Aguiar Branco e a forma, o conteúdo e a oportunidade
O presidente da Assembleia da República abordou temas fundamentais para o futuro da democracia. Devia ter tido mais cuidado na escolha do momento e dos exemplos.
Sim, é verdade que está generalizada a ideia do “nós e eles”, reforçada pelo Chega, que se alimenta dela, porque todo o quadro político o favorece. Sim, a classe política e até os dirigentes locais afastaram-se dos cidadãos e um dos exemplos mais recente foi o tempo que levaram a perceber a tensão cultural e social que estava a gerar, em algumas comunidades, o aumento significativo de imigrantes. Sim, os jovens, embora mais interessados pela política do que no passado, respeitam pouco os políticos e poucos querem entrar nesse mundo. Sim, o universo dos políticos está cada vez mais fechado sobre si próprio e a falar consigo próprio.
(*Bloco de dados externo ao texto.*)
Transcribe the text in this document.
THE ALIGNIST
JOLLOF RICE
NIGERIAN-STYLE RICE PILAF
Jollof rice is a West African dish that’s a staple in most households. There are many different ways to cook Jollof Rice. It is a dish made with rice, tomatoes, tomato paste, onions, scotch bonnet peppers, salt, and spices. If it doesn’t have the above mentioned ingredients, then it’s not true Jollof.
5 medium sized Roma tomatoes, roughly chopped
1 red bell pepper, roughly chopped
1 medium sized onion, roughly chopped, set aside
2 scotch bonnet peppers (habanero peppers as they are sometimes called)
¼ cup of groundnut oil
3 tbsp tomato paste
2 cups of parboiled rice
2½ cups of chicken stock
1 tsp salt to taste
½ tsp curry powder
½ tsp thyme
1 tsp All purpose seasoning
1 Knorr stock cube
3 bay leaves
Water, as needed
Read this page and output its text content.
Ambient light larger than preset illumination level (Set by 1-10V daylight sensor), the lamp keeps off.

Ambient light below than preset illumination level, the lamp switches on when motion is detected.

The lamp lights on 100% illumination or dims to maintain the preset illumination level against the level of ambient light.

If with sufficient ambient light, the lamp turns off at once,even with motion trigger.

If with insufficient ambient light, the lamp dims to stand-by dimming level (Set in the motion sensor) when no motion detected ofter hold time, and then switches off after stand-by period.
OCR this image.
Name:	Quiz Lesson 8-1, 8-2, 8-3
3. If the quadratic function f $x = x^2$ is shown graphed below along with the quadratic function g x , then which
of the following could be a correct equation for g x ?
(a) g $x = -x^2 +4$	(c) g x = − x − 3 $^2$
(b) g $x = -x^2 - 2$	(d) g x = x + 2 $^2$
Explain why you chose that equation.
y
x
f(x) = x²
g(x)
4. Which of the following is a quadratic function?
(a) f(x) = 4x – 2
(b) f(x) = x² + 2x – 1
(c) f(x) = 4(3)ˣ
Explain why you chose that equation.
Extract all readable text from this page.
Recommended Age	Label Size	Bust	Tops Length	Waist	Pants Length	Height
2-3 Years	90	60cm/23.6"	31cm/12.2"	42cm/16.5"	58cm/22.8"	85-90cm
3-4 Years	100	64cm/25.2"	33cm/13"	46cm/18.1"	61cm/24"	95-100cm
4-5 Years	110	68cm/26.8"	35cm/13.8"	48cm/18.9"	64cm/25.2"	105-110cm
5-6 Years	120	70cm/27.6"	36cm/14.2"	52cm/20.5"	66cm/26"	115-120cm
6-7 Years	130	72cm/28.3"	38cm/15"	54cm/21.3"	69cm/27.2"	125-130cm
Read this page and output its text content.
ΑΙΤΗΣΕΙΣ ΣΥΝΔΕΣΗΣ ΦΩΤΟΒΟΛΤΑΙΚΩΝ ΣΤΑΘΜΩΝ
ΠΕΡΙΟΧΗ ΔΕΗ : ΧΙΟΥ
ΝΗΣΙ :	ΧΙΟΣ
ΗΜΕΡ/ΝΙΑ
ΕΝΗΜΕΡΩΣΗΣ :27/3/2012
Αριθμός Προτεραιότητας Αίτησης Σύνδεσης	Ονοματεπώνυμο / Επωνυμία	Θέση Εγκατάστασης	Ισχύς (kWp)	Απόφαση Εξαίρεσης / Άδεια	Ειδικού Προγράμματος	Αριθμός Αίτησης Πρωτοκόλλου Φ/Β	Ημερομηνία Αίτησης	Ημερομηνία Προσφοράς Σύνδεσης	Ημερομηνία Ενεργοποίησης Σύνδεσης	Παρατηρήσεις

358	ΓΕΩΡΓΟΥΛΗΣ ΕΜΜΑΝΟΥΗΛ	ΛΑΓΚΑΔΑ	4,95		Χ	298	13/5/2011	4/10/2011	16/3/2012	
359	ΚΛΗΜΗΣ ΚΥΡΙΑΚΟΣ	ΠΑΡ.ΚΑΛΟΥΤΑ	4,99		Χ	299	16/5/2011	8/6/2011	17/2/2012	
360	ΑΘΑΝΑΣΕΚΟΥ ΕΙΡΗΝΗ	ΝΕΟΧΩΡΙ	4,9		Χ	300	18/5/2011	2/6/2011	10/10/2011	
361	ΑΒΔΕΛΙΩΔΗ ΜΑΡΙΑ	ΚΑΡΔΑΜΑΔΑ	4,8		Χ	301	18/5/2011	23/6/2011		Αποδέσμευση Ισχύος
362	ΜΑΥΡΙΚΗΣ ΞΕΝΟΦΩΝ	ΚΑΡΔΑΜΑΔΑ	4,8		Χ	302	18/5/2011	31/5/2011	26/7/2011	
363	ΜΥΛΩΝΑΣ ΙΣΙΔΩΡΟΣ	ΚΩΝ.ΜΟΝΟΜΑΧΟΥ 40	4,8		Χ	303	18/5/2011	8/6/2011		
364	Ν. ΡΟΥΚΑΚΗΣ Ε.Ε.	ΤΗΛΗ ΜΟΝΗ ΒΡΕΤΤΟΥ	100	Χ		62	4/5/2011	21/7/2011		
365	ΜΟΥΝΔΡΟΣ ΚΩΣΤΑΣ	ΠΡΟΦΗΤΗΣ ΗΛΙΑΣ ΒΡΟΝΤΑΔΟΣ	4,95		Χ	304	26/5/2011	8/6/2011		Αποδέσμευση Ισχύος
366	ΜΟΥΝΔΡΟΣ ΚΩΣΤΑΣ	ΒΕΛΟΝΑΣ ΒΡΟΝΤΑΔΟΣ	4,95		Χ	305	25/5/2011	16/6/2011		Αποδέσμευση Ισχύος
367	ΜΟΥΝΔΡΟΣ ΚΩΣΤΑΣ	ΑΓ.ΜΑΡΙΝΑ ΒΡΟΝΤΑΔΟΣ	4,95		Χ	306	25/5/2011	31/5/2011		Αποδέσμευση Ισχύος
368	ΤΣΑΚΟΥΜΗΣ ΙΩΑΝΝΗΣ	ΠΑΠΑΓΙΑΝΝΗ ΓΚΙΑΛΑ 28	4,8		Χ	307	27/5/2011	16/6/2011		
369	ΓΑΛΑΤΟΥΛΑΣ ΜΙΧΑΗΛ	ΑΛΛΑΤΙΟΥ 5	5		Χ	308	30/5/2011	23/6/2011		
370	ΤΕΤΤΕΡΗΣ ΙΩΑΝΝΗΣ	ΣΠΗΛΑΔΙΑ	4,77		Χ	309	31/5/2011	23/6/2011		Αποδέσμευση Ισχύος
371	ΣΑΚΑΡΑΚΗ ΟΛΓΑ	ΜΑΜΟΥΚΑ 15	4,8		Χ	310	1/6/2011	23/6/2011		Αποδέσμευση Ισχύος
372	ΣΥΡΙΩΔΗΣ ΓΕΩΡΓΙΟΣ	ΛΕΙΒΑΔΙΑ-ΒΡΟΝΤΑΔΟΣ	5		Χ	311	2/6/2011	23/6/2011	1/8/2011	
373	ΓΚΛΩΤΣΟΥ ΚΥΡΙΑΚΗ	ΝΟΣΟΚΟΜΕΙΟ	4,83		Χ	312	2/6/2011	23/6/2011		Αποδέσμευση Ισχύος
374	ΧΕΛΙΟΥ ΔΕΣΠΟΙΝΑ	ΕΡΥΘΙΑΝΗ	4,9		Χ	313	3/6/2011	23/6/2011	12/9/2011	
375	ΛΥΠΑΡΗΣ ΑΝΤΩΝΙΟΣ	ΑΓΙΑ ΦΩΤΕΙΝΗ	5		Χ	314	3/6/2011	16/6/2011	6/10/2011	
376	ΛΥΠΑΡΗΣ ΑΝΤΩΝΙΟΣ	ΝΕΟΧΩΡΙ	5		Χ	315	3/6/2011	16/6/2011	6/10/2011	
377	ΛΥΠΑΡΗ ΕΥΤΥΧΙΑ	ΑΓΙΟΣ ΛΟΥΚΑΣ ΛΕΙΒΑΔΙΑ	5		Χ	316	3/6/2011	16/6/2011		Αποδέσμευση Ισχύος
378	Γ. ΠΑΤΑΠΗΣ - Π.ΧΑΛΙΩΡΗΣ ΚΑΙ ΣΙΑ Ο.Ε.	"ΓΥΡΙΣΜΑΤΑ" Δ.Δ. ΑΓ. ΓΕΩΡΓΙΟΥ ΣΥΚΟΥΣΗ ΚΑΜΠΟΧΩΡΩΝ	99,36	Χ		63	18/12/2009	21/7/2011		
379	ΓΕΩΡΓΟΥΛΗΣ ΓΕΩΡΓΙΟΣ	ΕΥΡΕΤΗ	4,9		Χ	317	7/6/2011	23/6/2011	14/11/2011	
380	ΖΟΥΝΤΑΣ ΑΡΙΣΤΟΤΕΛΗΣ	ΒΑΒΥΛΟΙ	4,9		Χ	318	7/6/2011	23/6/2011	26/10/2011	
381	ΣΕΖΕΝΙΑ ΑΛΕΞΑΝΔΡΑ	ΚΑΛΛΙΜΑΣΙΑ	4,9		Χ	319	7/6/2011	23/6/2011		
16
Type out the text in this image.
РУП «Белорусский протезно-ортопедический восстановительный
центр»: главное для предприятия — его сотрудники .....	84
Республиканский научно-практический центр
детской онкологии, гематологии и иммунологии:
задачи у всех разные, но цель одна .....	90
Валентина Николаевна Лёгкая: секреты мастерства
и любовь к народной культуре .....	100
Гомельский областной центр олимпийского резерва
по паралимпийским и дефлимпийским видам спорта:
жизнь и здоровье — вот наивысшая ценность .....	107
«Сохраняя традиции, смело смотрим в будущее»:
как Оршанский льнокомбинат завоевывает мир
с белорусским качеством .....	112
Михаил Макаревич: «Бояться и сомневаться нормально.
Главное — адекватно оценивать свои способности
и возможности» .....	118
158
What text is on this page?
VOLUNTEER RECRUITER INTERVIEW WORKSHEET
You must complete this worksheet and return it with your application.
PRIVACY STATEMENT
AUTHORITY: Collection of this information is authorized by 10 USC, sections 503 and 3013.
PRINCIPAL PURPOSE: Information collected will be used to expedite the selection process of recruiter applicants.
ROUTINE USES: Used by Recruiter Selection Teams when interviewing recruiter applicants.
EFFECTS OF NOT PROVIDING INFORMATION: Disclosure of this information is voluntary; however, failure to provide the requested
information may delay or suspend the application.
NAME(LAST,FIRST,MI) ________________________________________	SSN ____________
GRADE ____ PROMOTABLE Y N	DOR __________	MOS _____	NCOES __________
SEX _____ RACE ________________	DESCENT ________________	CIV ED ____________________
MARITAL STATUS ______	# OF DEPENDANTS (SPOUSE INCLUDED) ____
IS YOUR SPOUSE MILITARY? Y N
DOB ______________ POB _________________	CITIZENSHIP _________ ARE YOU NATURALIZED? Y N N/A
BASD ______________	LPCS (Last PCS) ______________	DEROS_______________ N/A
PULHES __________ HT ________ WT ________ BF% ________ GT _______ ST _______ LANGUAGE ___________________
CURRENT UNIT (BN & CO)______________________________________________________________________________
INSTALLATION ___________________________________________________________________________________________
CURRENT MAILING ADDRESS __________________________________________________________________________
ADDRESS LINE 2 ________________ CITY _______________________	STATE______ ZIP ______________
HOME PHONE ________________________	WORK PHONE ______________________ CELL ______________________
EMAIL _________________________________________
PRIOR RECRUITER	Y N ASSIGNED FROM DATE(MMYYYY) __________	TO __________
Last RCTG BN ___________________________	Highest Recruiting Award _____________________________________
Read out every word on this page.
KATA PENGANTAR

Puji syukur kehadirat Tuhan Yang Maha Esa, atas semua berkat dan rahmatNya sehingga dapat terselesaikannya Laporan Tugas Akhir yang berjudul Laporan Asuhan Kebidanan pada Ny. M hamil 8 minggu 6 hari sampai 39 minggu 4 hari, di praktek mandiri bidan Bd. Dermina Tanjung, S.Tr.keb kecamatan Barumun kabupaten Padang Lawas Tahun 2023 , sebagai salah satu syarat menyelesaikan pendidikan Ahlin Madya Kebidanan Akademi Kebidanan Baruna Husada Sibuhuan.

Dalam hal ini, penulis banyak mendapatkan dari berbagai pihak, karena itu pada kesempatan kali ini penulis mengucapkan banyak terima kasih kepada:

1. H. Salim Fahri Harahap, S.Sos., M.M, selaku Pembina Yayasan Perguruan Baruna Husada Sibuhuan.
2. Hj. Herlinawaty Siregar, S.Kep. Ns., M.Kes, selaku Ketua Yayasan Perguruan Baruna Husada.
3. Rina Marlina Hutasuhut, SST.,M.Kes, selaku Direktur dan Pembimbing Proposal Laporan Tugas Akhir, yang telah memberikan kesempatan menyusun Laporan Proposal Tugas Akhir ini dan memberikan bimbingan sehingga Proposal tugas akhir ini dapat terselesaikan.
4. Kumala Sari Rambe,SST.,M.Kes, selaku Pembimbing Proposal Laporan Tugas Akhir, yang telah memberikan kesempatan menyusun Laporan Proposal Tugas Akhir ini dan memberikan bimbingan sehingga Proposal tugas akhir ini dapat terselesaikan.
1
E sim, o sistema envolve riscos de manipulação por oportunistas. Mas, não, não são as exigências e as regras de transparência e escrutínio os responsáveis por esse retrato da política
A intervenção de José Pedro Aguiar Branco, na cerimónia do 52º aniversário do 25 de Abril, misturou diagnósticos certeiros sobre o que se passa hoje no universo da classe política com terapias que estão longe de ser as mais adequadas. Defender, mesmo que implicitamente, menos transparência em geral e nas declarações de interesses e rendimentos em particular, menos conflitos interesses, mais margem para portas giratórias em nada contribui para aproximar os cidadãos da política.........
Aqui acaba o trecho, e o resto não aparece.